For evidence of this, look no further than the administration’s budget for fiscal year 2016. In enacted, the proposal would impose a fee on financial institutions with assets of more than $50 billion, based on the liabilities they hold on their balance sheets.
This proposal is a bad idea, for it will only drive up the cost of doing business for these institutions (life insurers included). And that added cost will be passed onto consumers. Upshot: Middle market consumers will pay more for two vehicles they depend on to secure their financial futures: life insurance and annuities.
Uncovering the details
The administration’s proposal is wide-ranging. In addition to life insurers, the tax provision would encompass banks and bank-holding companies, savings and loan institutions, asset managers, broker/dealers, specialty finance firms and financial captives. The fee would be determined by the financial liabilities (assets minus liabilities) of the institution. In respect to insurers, the proposal would also adjust separate account assets.

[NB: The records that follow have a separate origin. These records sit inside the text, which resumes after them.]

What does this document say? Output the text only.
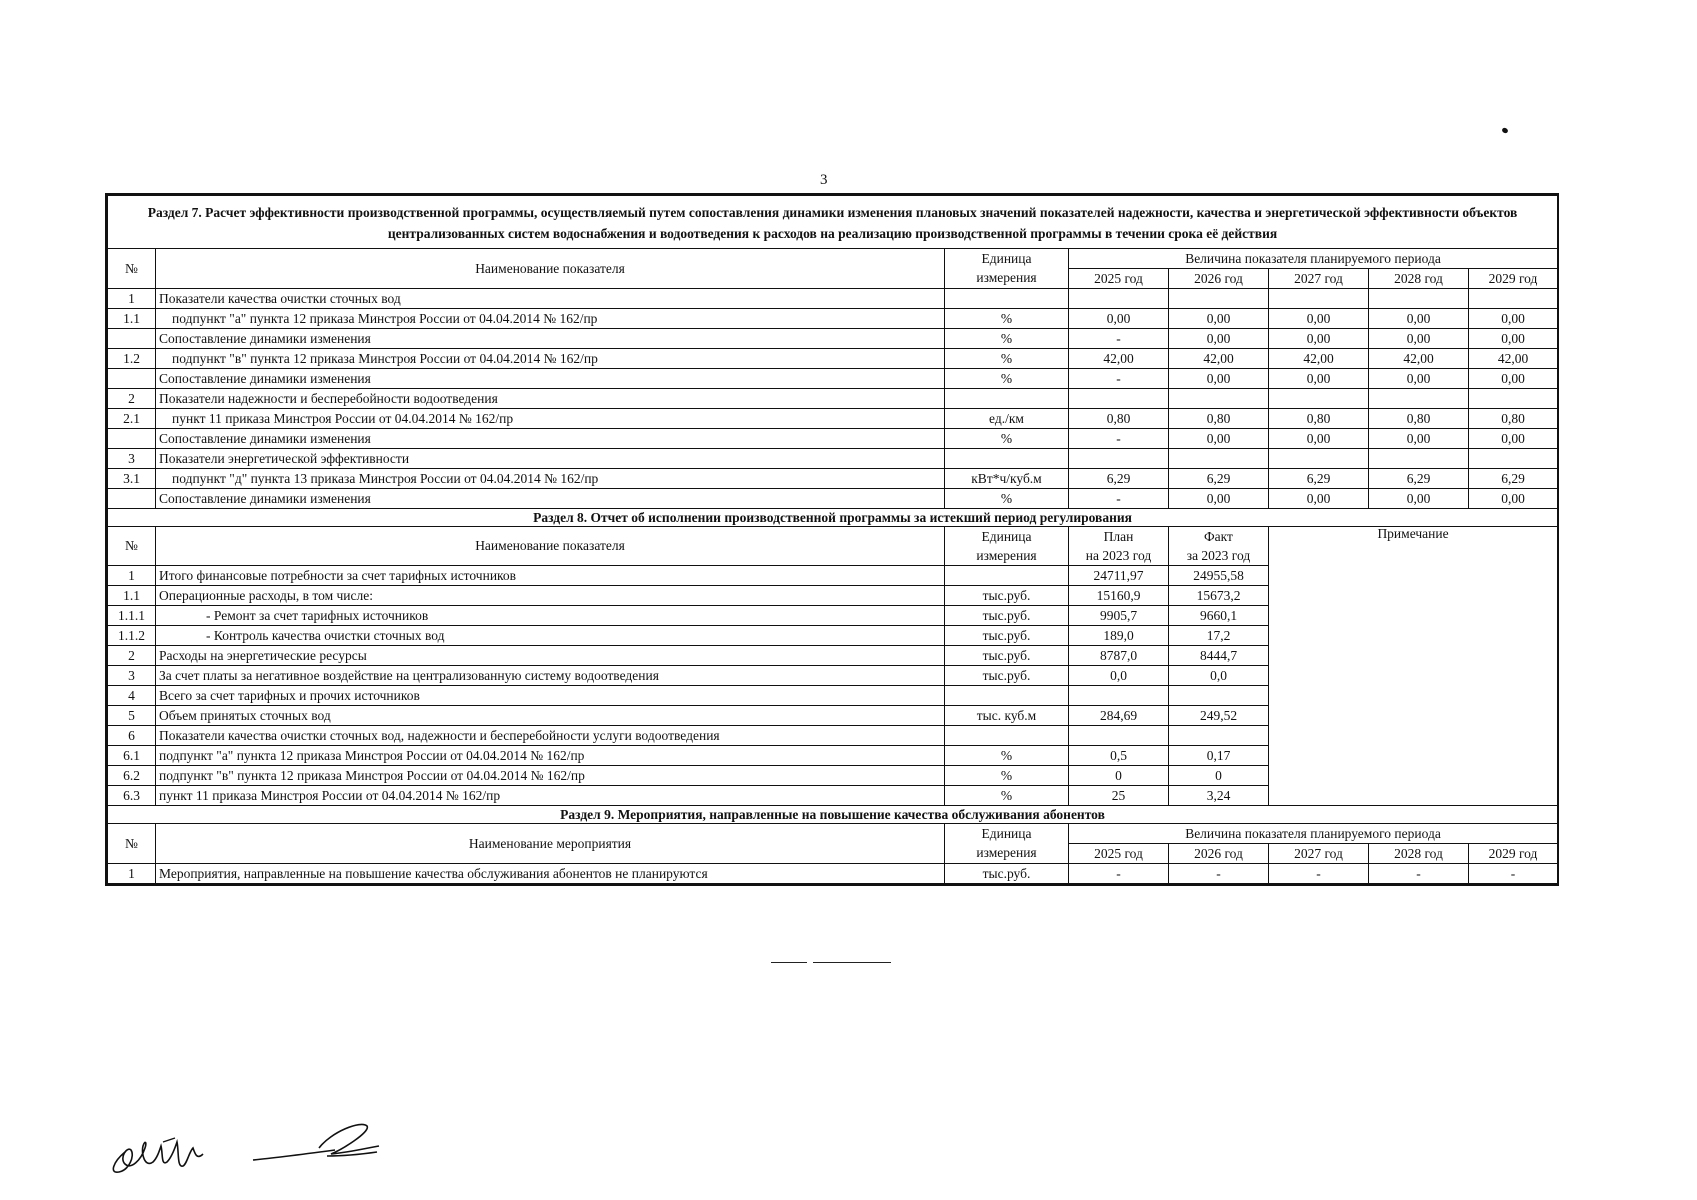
3
Раздел 7. Расчет эффективности производственной программы, осуществляемый путем сопоставления динамики изменения плановых значений показателей надежности, качества и энергетической эффективности объектов централизованных систем водоснабжения и водоотведения к расходов на реализацию производственной программы в течении срока её действия							
№	Наименование показателя	Единица	Величина показателя планируемого периода				
		измерения	2025 год	2026 год	2027 год	2028 год	2029 год
1	Показатели качества очистки сточных вод						
1.1	подпункт "а" пункта 12 приказа Минстроя России от 04.04.2014 № 162/пр	%	0,00	0,00	0,00	0,00	0,00
	Сопоставление динамики изменения	%	-	0,00	0,00	0,00	0,00
1.2	подпункт "в" пункта 12 приказа Минстроя России от 04.04.2014 № 162/пр	%	42,00	42,00	42,00	42,00	42,00
	Сопоставление динамики изменения	%	-	0,00	0,00	0,00	0,00
2	Показатели надежности и бесперебойности водоотведения						
2.1	пункт 11 приказа Минстроя России от 04.04.2014 № 162/пр	ед./км	0,80	0,80	0,80	0,80	0,80
	Сопоставление динамики изменения	%	-	0,00	0,00	0,00	0,00
3	Показатели энергетической эффективности						
3.1	подпункт "д" пункта 13 приказа Минстроя России от 04.04.2014 № 162/пр	кВт*ч/куб.м	6,29	6,29	6,29	6,29	6,29
	Сопоставление динамики изменения	%	-	0,00	0,00	0,00	0,00
Раздел 8. Отчет об исполнении производственной программы за истекший период регулирования							
№	Наименование показателя	Единица	План	Факт	Примечание		
		измерения	на 2023 год	за 2023 год			
1	Итого финансовые потребности за счет тарифных источников		24711,97	24955,58			
1.1	Операционные расходы, в том числе:	тыс.руб.	15160,9	15673,2			
1.1.1	- Ремонт за счет тарифных источников	тыс.руб.	9905,7	9660,1			
1.1.2	- Контроль качества очистки сточных вод	тыс.руб.	189,0	17,2			
2	Расходы на энергетические ресурсы	тыс.руб.	8787,0	8444,7			
3	За счет платы за негативное воздействие на централизованную систему водоотведения	тыс.руб.	0,0	0,0			
4	Всего за счет тарифных и прочих источников						
5	Объем принятых сточных вод	тыс. куб.м	284,69	249,52			
6	Показатели качества очистки сточных вод, надежности и бесперебойности услуги водоотведения						
6.1	подпункт "а" пункта 12 приказа Минстроя России от 04.04.2014 № 162/пр	%	0,5	0,17			
6.2	подпункт "в" пункта 12 приказа Минстроя России от 04.04.2014 № 162/пр	%	0	0			
6.3	пункт 11 приказа Минстроя России от 04.04.2014 № 162/пр	%	25	3,24			
Раздел 9. Мероприятия, направленные на повышение качества обслуживания абонентов							
№	Наименование мероприятия	Единица	Величина показателя планируемого периода				
		измерения	2025 год	2026 год	2027 год	2028 год	2029 год
1	Мероприятия, направленные на повышение качества обслуживания абонентов не планируются	тыс.руб.	-	-	-	-	-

How many insurers would be affected by the tax proposal? SNL Financial examined the balance sheets of financial institutions holding $50 billion-plus in assets and determined that 25 publicly held insurers met the proposal’s criteria. The other institutions include 28 top-tier banks and thrifts and 23-SEC-filing nonbank institutions.

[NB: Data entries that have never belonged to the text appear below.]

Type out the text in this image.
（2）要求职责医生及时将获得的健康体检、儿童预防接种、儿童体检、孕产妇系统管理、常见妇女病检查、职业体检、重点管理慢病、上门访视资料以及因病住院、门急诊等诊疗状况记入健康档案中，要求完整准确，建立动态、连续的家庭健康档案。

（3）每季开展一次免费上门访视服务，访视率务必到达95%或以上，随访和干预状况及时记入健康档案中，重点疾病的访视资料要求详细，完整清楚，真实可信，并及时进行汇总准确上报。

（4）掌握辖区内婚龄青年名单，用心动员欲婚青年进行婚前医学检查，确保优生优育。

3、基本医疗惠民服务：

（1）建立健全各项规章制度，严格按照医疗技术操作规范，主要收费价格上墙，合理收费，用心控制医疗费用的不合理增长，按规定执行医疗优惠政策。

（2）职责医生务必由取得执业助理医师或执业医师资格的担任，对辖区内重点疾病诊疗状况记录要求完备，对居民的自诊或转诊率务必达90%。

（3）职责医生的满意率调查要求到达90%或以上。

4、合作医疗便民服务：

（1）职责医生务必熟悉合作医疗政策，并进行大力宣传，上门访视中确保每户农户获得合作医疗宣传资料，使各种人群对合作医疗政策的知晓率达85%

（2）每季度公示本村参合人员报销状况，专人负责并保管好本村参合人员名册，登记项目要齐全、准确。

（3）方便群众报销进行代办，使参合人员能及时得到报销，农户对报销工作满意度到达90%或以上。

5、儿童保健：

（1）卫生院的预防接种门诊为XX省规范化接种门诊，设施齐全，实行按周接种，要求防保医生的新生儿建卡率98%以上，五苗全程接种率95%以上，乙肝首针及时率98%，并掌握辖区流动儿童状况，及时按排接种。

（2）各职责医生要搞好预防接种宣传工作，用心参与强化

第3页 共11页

In total, 76 institutions will pay the fee. And we’re not talking small change.
Insurers on the target list could pay an aggregate of 2.09 billion in fees. Topping the list: MetLife Inc. ($0.36 billion), Prudential Financial ($0.30 billion) and American International Group ($0.24 billion)
Banks will be slapped with a bigger bill: an aggregate $7.6 billion in fees. And non-bank financial service institutions — Fannie Mae, Freddie Mac, Goldman Sachs and others — will dole out an additional 6.38 billion.